Poilievre took aim at what he described as the “housing hell” that “Justin Trudeau and the NDP have unleashed on Vancouver and on all of Canada,” citing a decline in the number of new builds.

The NDP noted that they called for the GST to be dropped on new, affordable rental buildings six months ago, and said an entire construction season has passed since then.

They also questioned whether the measures will be targeted at affordable homes or include “luxury condos.”

The New Democrats further argued that the Liberals could have put pressures on large grocers months ago when prices started spiking.

“His plan is vague and doesn’t force CEOs to act,” NDP leader Jagmeet Singh wrote in a press release.

The Liberals are also making changes to the Canada Emergency Business Account program, including extending the repayment deadline by a year, to the end of 2026.

During the pandemic, the program provided up to $60,000 in interest-free loans to small businesses and not-for-profits. The Liberals are further extending the repayment deadline, and offering low-interest financing to businesses that don’t pay back the loan on time.

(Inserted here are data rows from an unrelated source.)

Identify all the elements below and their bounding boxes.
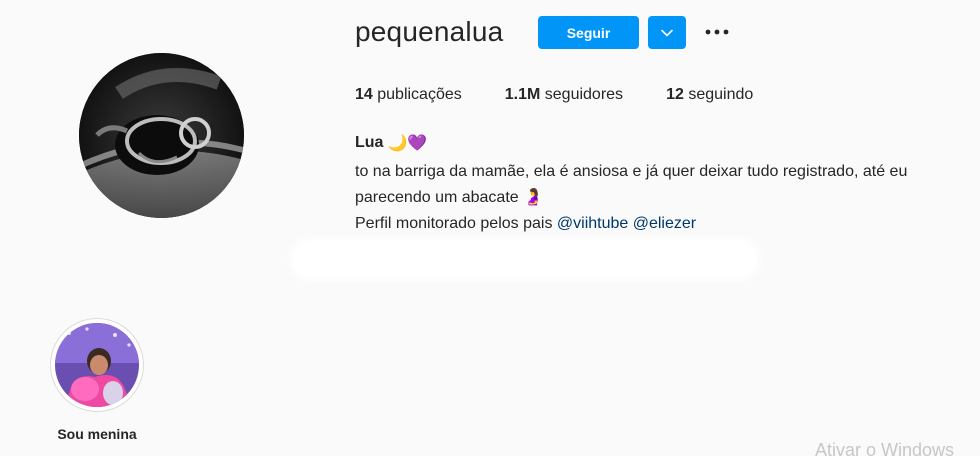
posts-label: publicações	[377, 86, 462, 103]
chevron-down-icon	[661, 29, 673, 36]
followers-stat[interactable]: 1.1M seguidores	[505, 86, 623, 104]
following-stat[interactable]: 12 seguindo	[666, 86, 753, 104]
bio-name: Lua 🌙💜	[355, 133, 427, 153]
bio-line-3: Perfil monitorado pelos pais @viihtube @…	[355, 211, 975, 237]
bio-line-2: parecendo um abacate 🤰	[355, 189, 544, 206]
profile-stats: 14 publicações 1.1M seguidores 12 seguin…	[355, 86, 796, 104]
more-options-button[interactable]	[703, 22, 731, 42]
windows-activation-watermark: Ativar o Windows	[815, 440, 955, 456]
bio-name-text: Lua	[355, 134, 384, 151]
suggested-accounts-button[interactable]	[648, 16, 686, 49]
follow-button[interactable]: Seguir	[538, 16, 639, 49]
posts-count: 14	[355, 86, 373, 103]
highlight-cover-image	[55, 323, 139, 407]
bio-line-1: to na barriga da mamãe, ela é ansiosa e …	[355, 163, 908, 180]
profile-username: pequenalua	[355, 16, 504, 47]
following-label: seguindo	[688, 86, 754, 103]
bio-line-3-prefix: Perfil monitorado pelos pais	[355, 215, 553, 232]
bio-name-emojis: 🌙💜	[387, 135, 428, 152]
ultrasound-image	[79, 53, 244, 218]
followers-label: seguidores	[544, 86, 624, 103]
followers-count: 1.1M	[504, 86, 541, 103]
mention-link-eliezer[interactable]: @eliezer	[633, 215, 696, 232]
highlight-label: Sou menina	[57, 426, 137, 442]
more-options-icon	[705, 29, 729, 35]
story-highlight[interactable]	[50, 318, 144, 412]
redacted-area	[296, 244, 754, 274]
following-count: 12	[666, 86, 684, 103]
profile-avatar[interactable]	[79, 53, 244, 218]
bio-text: to na barriga da mamãe, ela é ansiosa e …	[355, 159, 975, 237]
posts-stat: 14 publicações	[355, 86, 462, 104]
mention-link-viihtube[interactable]: @viihtube	[557, 215, 628, 232]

Yet the deadline to pay back the loans and be eligible for partial loan forgiveness has only been extended by a few weeks to Jan. 18, 2024, which the Canadian Federation of Independent Business decried as “not good enough.”

Meanwhile, the Liberals are pledging further, unspecified action on affordability this fall.

Champagne said he took note of moves by French supermarket chain Carrefour to wrangle lower prices out of global brands such as Nestle and Unilever.

This week, the supermarket chain started using “shrinkflation” warning stickers on products that have shrunk in size but risen in cost despite the price of raw materials stabilizing.